Streitig sind die Aufhebung der Bewilligung und die Rückforderung von Arbeitslosenhilfe -Alhi-. Der 1940 geborene Kläger war von 1969 bis Ende 1993 als angestellter Pharmareferent bei der Firma R-P R GmbH beschäftigt. Anschließend bezog er mit kurzen Unterbrechungen Arbeitslosengeld und ab 2. Oktober 1997 Anschluss-Alhi, die ihm mit Bescheid vom 13. November 1997 für den Bewilligungsabschnitt bis zum 10. Dezember 1998 zuerkannt worden war. Ab 1. Januar 1998 betrug der tägliche Leistungssatz 73,26 DM (Änderungsbescheid vom 14. Januar 1998). Bei der Beantragung der Alhi hatte der Kläger die Ausübung einer Nebentätigkeit als selbständiger Pharmareferent angegeben und wurde laut Bearbeitervermerk vom 2. Oktober 1997 ausführlich über die Geringfügigkeitsgrenze von wöchentlich weniger als 15 Stunden belehrt. Hierzu reichte der Kläger folgende Provisionsabrechnungen ein:

I

C I

Oktober 1997

0

380,02 DM

November

12,08 DM

199,07 DM

Dezember

447,46 DM

438,53 DM

Januar 1998

487,48 DM

166,80 DM

Februar 1998

371,56 DM

159,71 DM

Auf Anfrage der Beklagten teilte der Kläger hierzu im April 1998 mit, dass er in der Zeit von Oktober 1997 bis März 1998 montags bis freitags täglich 2 bis 3 Stunden gearbeitet und ca. 50 km Fahrstrecke zurückgelegt habe. Bei der daraufhin erfolgten Berechnung der Beklagten ergab sich aus diesen Nebentätigkeiten kein Anrechnungsbetrag auf die Alhi.
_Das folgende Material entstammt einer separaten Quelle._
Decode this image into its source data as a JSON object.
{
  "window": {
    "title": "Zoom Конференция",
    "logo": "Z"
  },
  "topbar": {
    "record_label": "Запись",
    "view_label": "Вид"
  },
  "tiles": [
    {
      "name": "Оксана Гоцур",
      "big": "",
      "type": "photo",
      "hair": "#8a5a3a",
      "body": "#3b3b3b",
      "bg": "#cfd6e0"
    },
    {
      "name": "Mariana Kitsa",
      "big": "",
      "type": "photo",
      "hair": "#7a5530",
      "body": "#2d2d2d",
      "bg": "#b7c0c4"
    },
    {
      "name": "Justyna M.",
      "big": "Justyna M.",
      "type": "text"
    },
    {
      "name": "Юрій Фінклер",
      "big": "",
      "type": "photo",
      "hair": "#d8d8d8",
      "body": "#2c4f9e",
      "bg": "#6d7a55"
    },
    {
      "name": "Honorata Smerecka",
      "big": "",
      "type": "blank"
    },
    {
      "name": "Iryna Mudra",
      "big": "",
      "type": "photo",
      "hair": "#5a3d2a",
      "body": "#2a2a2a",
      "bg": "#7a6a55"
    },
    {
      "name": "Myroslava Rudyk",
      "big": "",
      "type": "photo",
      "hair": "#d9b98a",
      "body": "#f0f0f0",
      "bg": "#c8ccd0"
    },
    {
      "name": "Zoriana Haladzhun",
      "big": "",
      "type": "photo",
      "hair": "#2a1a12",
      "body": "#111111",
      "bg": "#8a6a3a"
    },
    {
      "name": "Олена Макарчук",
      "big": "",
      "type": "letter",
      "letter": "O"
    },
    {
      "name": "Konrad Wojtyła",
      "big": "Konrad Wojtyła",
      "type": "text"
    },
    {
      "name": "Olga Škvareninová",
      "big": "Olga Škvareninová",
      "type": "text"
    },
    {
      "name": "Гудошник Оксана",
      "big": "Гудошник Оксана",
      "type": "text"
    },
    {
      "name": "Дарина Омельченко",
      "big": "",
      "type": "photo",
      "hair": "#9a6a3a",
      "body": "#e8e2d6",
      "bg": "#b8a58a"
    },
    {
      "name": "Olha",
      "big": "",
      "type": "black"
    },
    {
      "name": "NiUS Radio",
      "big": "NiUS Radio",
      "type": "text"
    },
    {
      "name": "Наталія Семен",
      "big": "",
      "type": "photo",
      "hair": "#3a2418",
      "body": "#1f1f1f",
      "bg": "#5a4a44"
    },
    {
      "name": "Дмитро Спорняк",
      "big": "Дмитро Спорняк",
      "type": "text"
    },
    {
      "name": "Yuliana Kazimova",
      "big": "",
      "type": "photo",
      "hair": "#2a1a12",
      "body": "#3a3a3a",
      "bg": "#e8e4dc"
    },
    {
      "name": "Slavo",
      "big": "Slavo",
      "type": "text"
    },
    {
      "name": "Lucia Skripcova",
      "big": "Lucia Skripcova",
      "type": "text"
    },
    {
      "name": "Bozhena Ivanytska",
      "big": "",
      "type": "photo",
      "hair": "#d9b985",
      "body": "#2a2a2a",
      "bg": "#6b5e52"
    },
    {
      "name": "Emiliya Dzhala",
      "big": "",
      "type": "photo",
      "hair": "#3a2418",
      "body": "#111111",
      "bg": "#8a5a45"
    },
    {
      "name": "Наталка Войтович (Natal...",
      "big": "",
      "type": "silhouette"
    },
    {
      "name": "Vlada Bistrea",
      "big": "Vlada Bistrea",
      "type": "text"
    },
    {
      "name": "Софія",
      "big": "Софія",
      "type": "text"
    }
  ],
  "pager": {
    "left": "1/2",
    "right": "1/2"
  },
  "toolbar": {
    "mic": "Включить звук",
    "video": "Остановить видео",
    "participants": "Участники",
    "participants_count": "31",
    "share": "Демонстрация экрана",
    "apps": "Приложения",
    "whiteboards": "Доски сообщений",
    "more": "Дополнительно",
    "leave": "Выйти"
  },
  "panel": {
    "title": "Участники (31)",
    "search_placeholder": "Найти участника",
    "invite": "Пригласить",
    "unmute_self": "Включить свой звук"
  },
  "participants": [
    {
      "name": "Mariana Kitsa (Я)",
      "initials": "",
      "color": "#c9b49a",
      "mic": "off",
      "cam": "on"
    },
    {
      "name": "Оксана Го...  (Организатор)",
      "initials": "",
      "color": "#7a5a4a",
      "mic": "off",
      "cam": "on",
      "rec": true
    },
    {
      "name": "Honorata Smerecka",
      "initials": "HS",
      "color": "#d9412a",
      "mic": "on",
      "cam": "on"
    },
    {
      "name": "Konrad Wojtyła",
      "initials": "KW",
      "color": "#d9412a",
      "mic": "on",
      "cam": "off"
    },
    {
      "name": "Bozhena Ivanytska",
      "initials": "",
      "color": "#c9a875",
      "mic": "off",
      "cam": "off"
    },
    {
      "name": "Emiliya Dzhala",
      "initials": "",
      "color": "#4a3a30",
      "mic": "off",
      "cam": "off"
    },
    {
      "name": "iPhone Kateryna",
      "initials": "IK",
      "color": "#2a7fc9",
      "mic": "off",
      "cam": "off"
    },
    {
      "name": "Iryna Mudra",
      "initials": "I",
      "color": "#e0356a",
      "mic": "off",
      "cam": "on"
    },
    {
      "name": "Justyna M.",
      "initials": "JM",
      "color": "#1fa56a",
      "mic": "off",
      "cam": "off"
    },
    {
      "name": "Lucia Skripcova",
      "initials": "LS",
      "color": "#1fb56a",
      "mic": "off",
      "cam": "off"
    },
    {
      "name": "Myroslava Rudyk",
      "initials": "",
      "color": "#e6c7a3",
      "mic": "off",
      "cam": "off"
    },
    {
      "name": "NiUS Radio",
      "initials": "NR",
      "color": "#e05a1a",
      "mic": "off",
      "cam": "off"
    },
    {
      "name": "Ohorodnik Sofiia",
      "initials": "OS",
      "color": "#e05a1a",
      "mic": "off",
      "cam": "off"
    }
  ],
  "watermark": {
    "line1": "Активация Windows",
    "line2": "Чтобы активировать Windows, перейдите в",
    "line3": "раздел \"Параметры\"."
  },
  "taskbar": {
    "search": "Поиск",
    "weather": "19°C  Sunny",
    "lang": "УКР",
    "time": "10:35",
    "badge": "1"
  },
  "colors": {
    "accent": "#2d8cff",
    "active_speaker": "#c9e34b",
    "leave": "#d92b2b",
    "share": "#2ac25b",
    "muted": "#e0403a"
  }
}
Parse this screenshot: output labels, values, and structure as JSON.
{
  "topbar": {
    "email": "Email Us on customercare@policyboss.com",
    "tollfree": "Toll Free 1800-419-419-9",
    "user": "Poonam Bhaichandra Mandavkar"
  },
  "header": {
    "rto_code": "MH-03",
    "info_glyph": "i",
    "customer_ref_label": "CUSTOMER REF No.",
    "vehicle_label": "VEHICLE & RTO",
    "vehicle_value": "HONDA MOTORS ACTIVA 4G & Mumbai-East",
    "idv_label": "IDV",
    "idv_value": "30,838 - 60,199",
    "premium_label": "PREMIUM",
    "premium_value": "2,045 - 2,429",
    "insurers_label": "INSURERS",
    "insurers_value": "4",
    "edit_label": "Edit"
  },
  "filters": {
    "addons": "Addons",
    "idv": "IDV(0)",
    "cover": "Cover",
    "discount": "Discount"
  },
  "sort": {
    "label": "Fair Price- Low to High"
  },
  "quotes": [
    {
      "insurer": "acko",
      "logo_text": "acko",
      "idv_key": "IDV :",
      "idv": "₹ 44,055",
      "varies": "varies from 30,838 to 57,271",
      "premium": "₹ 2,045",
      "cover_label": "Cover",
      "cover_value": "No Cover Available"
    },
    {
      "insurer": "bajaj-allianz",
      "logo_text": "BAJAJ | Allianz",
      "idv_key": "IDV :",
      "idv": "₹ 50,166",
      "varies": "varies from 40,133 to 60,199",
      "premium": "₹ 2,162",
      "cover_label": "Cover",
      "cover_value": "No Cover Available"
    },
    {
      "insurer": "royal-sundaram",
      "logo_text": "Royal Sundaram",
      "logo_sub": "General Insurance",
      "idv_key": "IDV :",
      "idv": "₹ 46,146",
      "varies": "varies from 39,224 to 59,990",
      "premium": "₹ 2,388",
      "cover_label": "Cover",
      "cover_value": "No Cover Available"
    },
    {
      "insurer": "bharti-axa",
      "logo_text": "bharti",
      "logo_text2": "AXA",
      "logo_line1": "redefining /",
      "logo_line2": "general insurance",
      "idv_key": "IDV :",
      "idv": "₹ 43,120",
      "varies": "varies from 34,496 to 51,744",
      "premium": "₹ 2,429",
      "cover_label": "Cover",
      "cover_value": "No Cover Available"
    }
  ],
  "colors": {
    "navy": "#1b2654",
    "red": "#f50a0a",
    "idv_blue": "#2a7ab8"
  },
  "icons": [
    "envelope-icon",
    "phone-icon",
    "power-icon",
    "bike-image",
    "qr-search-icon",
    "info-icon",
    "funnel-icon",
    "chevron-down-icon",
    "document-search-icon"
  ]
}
Im Oktober 1998 forderte die Beklagte den Kläger auf, den Nebenverdienst für die Monate März bis Oktober 1998 einzureichen. Daraufhin legte der Kläger am 12. November 1998 drei Provisionsabrechnungen der Firma b Natur-Medizin GmbH vom 23. April 1998 für das I. Quartal 1998 über ein Honorar in Höhe von 2.960,32 DM, vom 28. Juli 1998 für das II. Quartal über ein Honorar in Höhe von 5.941,52 DM sowie vom 26. Oktober 1998 für das III. Quartal über ein Honorar in Höhe von 8.257,34 DM vor. Grundlage der Provisionsabrechnungen war, dass der Kläger den von seinem Vorgänger im IV. Quartal 1997 erzielten Umsatz von 2.233,-- DM im I. Quartal auf 8.613,-- DM, im II. Quartal auf 15.038,-- DM und im III. Quartal auf 20.029,-- DM steigern konnte und 40 % des Mehrbetrages als Honorar erhielt. Nachdem die Beklagte ihn mit Schreiben vom 2. Dezember 1998 zwecks Berücksichtigung von Werbungskosten gebeten hatte, „die üblichen Nebenverdienstbescheinigungen für die Zeit vom 01.03.98 bis 30.11.98“ einzureichen, gab der Kläger unter dem 13. Dezember 1998 ergänzend seine Arbeitszeit als freier Mitarbeiter auf Provisionsbasis mit „3 bis 4 Std. täglich“ an und machte Fahrtkosten für die Zeit vom 1. März bis 18. August 1998 für durchschnittlich 20 km einfache Fahrt mit dem Pkw an 117 Tagen sowie - nach dessen Abmeldung - 9 Tageskarten und 1 BVG-Monatskarte für September geltend. Dabei wies der in B-N wohnende Kläger darauf hin, dass sein Gebiet bis F reiche.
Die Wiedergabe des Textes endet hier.